The president of MRAG Americas, a private, for-profit consulting company, is Andy Rosenberg, former deputy director of the National Marine Fisheries Service in the US National Oceanic and Atmospheric Administration.  Rosenberg also happens to be a Pew fellow and, according to the Gloucester Daily Times, appointed last fall by Lubchenco as a White House consultant on ocean policy.


More feathers may fly!


  1. How about the Cape Town office of MSC confirming the statement by Humphreys that the current seabird mortality in the South African offshore trawl fishery is down to 200?

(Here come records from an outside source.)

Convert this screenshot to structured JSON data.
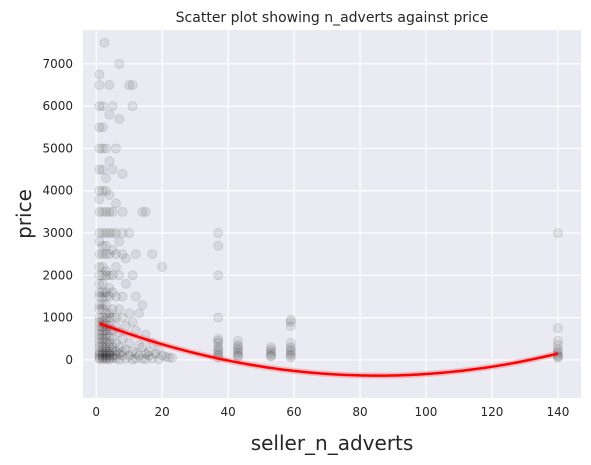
{
  "chart_data": {
    "type": "scatter",
    "title": "Scatter plot showing n_adverts against price",
    "xlabel": "seller_n_adverts",
    "ylabel": "price",
    "xlim": [
      -4,
      147
    ],
    "ylim": [
      -900,
      7800
    ],
    "xticks": [
      0,
      20,
      40,
      60,
      80,
      100,
      120,
      140
    ],
    "yticks": [
      0,
      1000,
      2000,
      3000,
      4000,
      5000,
      6000,
      7000
    ],
    "grid": true,
    "background": "#eaeaf2",
    "point_color": "#000000",
    "point_alpha": 0.08,
    "fit_color": "#ff0000",
    "fit": {
      "type": "polynomial",
      "degree": 2,
      "x_range": [
        1,
        140
      ],
      "points": [
        [
          1,
          780
        ],
        [
          20,
          430
        ],
        [
          40,
          100
        ],
        [
          60,
          -270
        ],
        [
          82,
          -430
        ],
        [
          100,
          -390
        ],
        [
          120,
          -170
        ],
        [
          140,
          200
        ]
      ]
    },
    "points": [
      [
        2.5,
        7500
      ],
      [
        7,
        7000
      ],
      [
        1,
        6750
      ],
      [
        1,
        6500
      ],
      [
        4,
        6500
      ],
      [
        10,
        6500
      ],
      [
        11,
        6500
      ],
      [
        1,
        6000
      ],
      [
        2,
        6000
      ],
      [
        5,
        6000
      ],
      [
        11,
        6000
      ],
      [
        4,
        5800
      ],
      [
        7,
        5700
      ],
      [
        1,
        5500
      ],
      [
        2,
        5500
      ],
      [
        1,
        5000
      ],
      [
        2,
        5000
      ],
      [
        3,
        5000
      ],
      [
        6,
        5000
      ],
      [
        4,
        4700
      ],
      [
        1,
        4500
      ],
      [
        2,
        4500
      ],
      [
        5,
        4500
      ],
      [
        3,
        4300
      ],
      [
        8,
        4400
      ],
      [
        1,
        4000
      ],
      [
        2,
        4000
      ],
      [
        3,
        4000
      ],
      [
        1,
        3800
      ],
      [
        4,
        3900
      ],
      [
        6,
        3700
      ],
      [
        1,
        3500
      ],
      [
        2,
        3500
      ],
      [
        3,
        3500
      ],
      [
        4,
        3500
      ],
      [
        5,
        3500
      ],
      [
        8,
        3500
      ],
      [
        14,
        3500
      ],
      [
        15,
        3500
      ],
      [
        1,
        3000
      ],
      [
        2,
        3000
      ],
      [
        3,
        3000
      ],
      [
        4,
        3000
      ],
      [
        5,
        3000
      ],
      [
        6,
        3000
      ],
      [
        8,
        3000
      ],
      [
        10,
        3000
      ],
      [
        1,
        2800
      ],
      [
        2,
        2700
      ],
      [
        3,
        2700
      ],
      [
        5,
        2600
      ],
      [
        7,
        2800
      ],
      [
        12,
        2500
      ],
      [
        17,
        2500
      ],
      [
        1,
        2500
      ],
      [
        2,
        2500
      ],
      [
        3,
        2500
      ],
      [
        4,
        2500
      ],
      [
        6,
        2500
      ],
      [
        8,
        2500
      ],
      [
        9,
        2400
      ],
      [
        1,
        2200
      ],
      [
        2,
        2200
      ],
      [
        3,
        2100
      ],
      [
        5,
        2000
      ],
      [
        6,
        2200
      ],
      [
        7,
        2000
      ],
      [
        11,
        2000
      ],
      [
        20,
        2200
      ],
      [
        1,
        2000
      ],
      [
        2,
        2000
      ],
      [
        3,
        2000
      ],
      [
        4,
        2000
      ],
      [
        1,
        1800
      ],
      [
        2,
        1800
      ],
      [
        4,
        1700
      ],
      [
        9,
        1800
      ],
      [
        1,
        1600
      ],
      [
        2,
        1600
      ],
      [
        3,
        1600
      ],
      [
        5,
        1600
      ],
      [
        6,
        1500
      ],
      [
        8,
        1500
      ],
      [
        12,
        1500
      ],
      [
        14,
        1300
      ],
      [
        1,
        1500
      ],
      [
        2,
        1500
      ],
      [
        3,
        1500
      ],
      [
        4,
        1500
      ],
      [
        1,
        1300
      ],
      [
        2,
        1300
      ],
      [
        3,
        1300
      ],
      [
        7,
        1200
      ],
      [
        1,
        1200
      ],
      [
        2,
        1200
      ],
      [
        3,
        1100
      ],
      [
        4,
        1100
      ],
      [
        5,
        1200
      ],
      [
        10,
        1100
      ],
      [
        13,
        1100
      ],
      [
        1,
        1000
      ],
      [
        2,
        1000
      ],
      [
        3,
        1000
      ],
      [
        4,
        1000
      ],
      [
        5,
        1000
      ],
      [
        6,
        1000
      ],
      [
        8,
        1000
      ],
      [
        11,
        900
      ],
      [
        1,
        900
      ],
      [
        2,
        900
      ],
      [
        3,
        850
      ],
      [
        4,
        800
      ],
      [
        1,
        800
      ],
      [
        2,
        800
      ],
      [
        3,
        800
      ],
      [
        6,
        800
      ],
      [
        9,
        800
      ],
      [
        1,
        700
      ],
      [
        2,
        700
      ],
      [
        3,
        700
      ],
      [
        4,
        700
      ],
      [
        5,
        700
      ],
      [
        7,
        650
      ],
      [
        12,
        700
      ],
      [
        15,
        600
      ],
      [
        1,
        600
      ],
      [
        2,
        600
      ],
      [
        3,
        600
      ],
      [
        4,
        550
      ],
      [
        1,
        500
      ],
      [
        2,
        500
      ],
      [
        3,
        500
      ],
      [
        5,
        500
      ],
      [
        8,
        500
      ],
      [
        1,
        400
      ],
      [
        2,
        400
      ],
      [
        3,
        400
      ],
      [
        4,
        400
      ],
      [
        6,
        400
      ],
      [
        10,
        400
      ],
      [
        13,
        350
      ],
      [
        17,
        400
      ],
      [
        1,
        300
      ],
      [
        2,
        300
      ],
      [
        3,
        300
      ],
      [
        4,
        300
      ],
      [
        5,
        300
      ],
      [
        7,
        300
      ],
      [
        9,
        250
      ],
      [
        14,
        300
      ],
      [
        1,
        200
      ],
      [
        2,
        200
      ],
      [
        3,
        200
      ],
      [
        4,
        200
      ],
      [
        5,
        200
      ],
      [
        6,
        200
      ],
      [
        8,
        200
      ],
      [
        11,
        200
      ],
      [
        16,
        200
      ],
      [
        19,
        250
      ],
      [
        1,
        150
      ],
      [
        2,
        150
      ],
      [
        3,
        150
      ],
      [
        4,
        150
      ],
      [
        7,
        150
      ],
      [
        12,
        150
      ],
      [
        15,
        150
      ],
      [
        18,
        150
      ],
      [
        1,
        100
      ],
      [
        2,
        100
      ],
      [
        3,
        100
      ],
      [
        4,
        100
      ],
      [
        5,
        100
      ],
      [
        6,
        100
      ],
      [
        8,
        100
      ],
      [
        10,
        100
      ],
      [
        13,
        100
      ],
      [
        16,
        100
      ],
      [
        20,
        100
      ],
      [
        21,
        80
      ],
      [
        22,
        60
      ],
      [
        23,
        50
      ],
      [
        1,
        50
      ],
      [
        2,
        50
      ],
      [
        3,
        50
      ],
      [
        4,
        50
      ],
      [
        5,
        50
      ],
      [
        6,
        40
      ],
      [
        9,
        30
      ],
      [
        12,
        30
      ],
      [
        14,
        30
      ],
      [
        17,
        40
      ],
      [
        1,
        20
      ],
      [
        2,
        20
      ],
      [
        3,
        20
      ],
      [
        4,
        10
      ],
      [
        7,
        10
      ],
      [
        11,
        10
      ],
      [
        15,
        20
      ],
      [
        19,
        20
      ],
      [
        37,
        3000
      ],
      [
        37,
        2700
      ],
      [
        37,
        2000
      ],
      [
        37,
        1000
      ],
      [
        37,
        500
      ],
      [
        37,
        450
      ],
      [
        37,
        400
      ],
      [
        37,
        300
      ],
      [
        37,
        250
      ],
      [
        37,
        200
      ],
      [
        37,
        150
      ],
      [
        37,
        100
      ],
      [
        37,
        50
      ],
      [
        43,
        450
      ],
      [
        43,
        350
      ],
      [
        43,
        300
      ],
      [
        43,
        250
      ],
      [
        43,
        200
      ],
      [
        43,
        150
      ],
      [
        43,
        100
      ],
      [
        43,
        80
      ],
      [
        53,
        300
      ],
      [
        53,
        250
      ],
      [
        53,
        200
      ],
      [
        53,
        150
      ],
      [
        53,
        100
      ],
      [
        53,
        80
      ],
      [
        59,
        950
      ],
      [
        59,
        900
      ],
      [
        59,
        800
      ],
      [
        59,
        400
      ],
      [
        59,
        300
      ],
      [
        59,
        250
      ],
      [
        59,
        200
      ],
      [
        59,
        150
      ],
      [
        59,
        100
      ],
      [
        59,
        60
      ],
      [
        140,
        3000
      ],
      [
        140,
        750
      ],
      [
        140,
        450
      ],
      [
        140,
        350
      ],
      [
        140,
        250
      ],
      [
        140,
        200
      ],
      [
        140,
        150
      ],
      [
        140,
        100
      ],
      [
        140,
        80
      ],
      [
        140,
        50
      ]
    ]
  }
}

    They can easily get this information from the seabird experts in Cape Town


    Fishyfellow, it's going mainstream

  3. Hey there, what can you show me about the buyers - what degree of culpability do they have? Thanks

  4. Humphreys misrepresented the truth regarding seabird bycatch reduction in the South African hake fishery. This is clearly evident in the latest MSC surveillance report for the fishery. If the MSC Fisheries Regional Director for the Americas cannot be trusted, what does this say about the organization?

    See page 57

    1. Please refer to the following paper on the reduction of seabird mortalities in the SA Hake trawl fishery: Maree, B. A., Wanless, R. M., Fairweather, T. P., Sullivan, B. J. and Yates, O. (2014), Significant reductions in mortality of threatened seabirds in a South African trawl fishery. Animal Conservation. doi: 10.1111/acv.12126. BirdLife South Africa conducted the research and have shown a reduction of 99% in albatross mortalities and an overall reduction of 90% in seabird mortalities in their 7-year study. They state the following in a recent press release on the matter: "In 2004 the hake trawl fishery became the first fishery in Africa to obtain Marine Stewardship Certification (MSC). MSC certification ensures that fished stocks remain stable and healthy, that ecosystem-wide impacts are minimised and not significant, and that there is continued monitoring and compliance to prescribed fishing regulations. As a condition of certification, the fishery had to assess the risk of seabird bycatch. They discovered that each year around 10 000 seabirds (70% of which were albatrosses) were being killed accidentally. BirdLife South Africa recommended the use of a single measure – called a bird scaring line, to address this problem, and in collaboration with fishing companies they got onboard and conducted scientific research into the effectiveness of the measure. Now their data, collected over five years, has been published in the international, scientific journal Animal Conservation, and shows a 90% reduction in seabird deaths and 99% reduction in albatross deaths since 2006".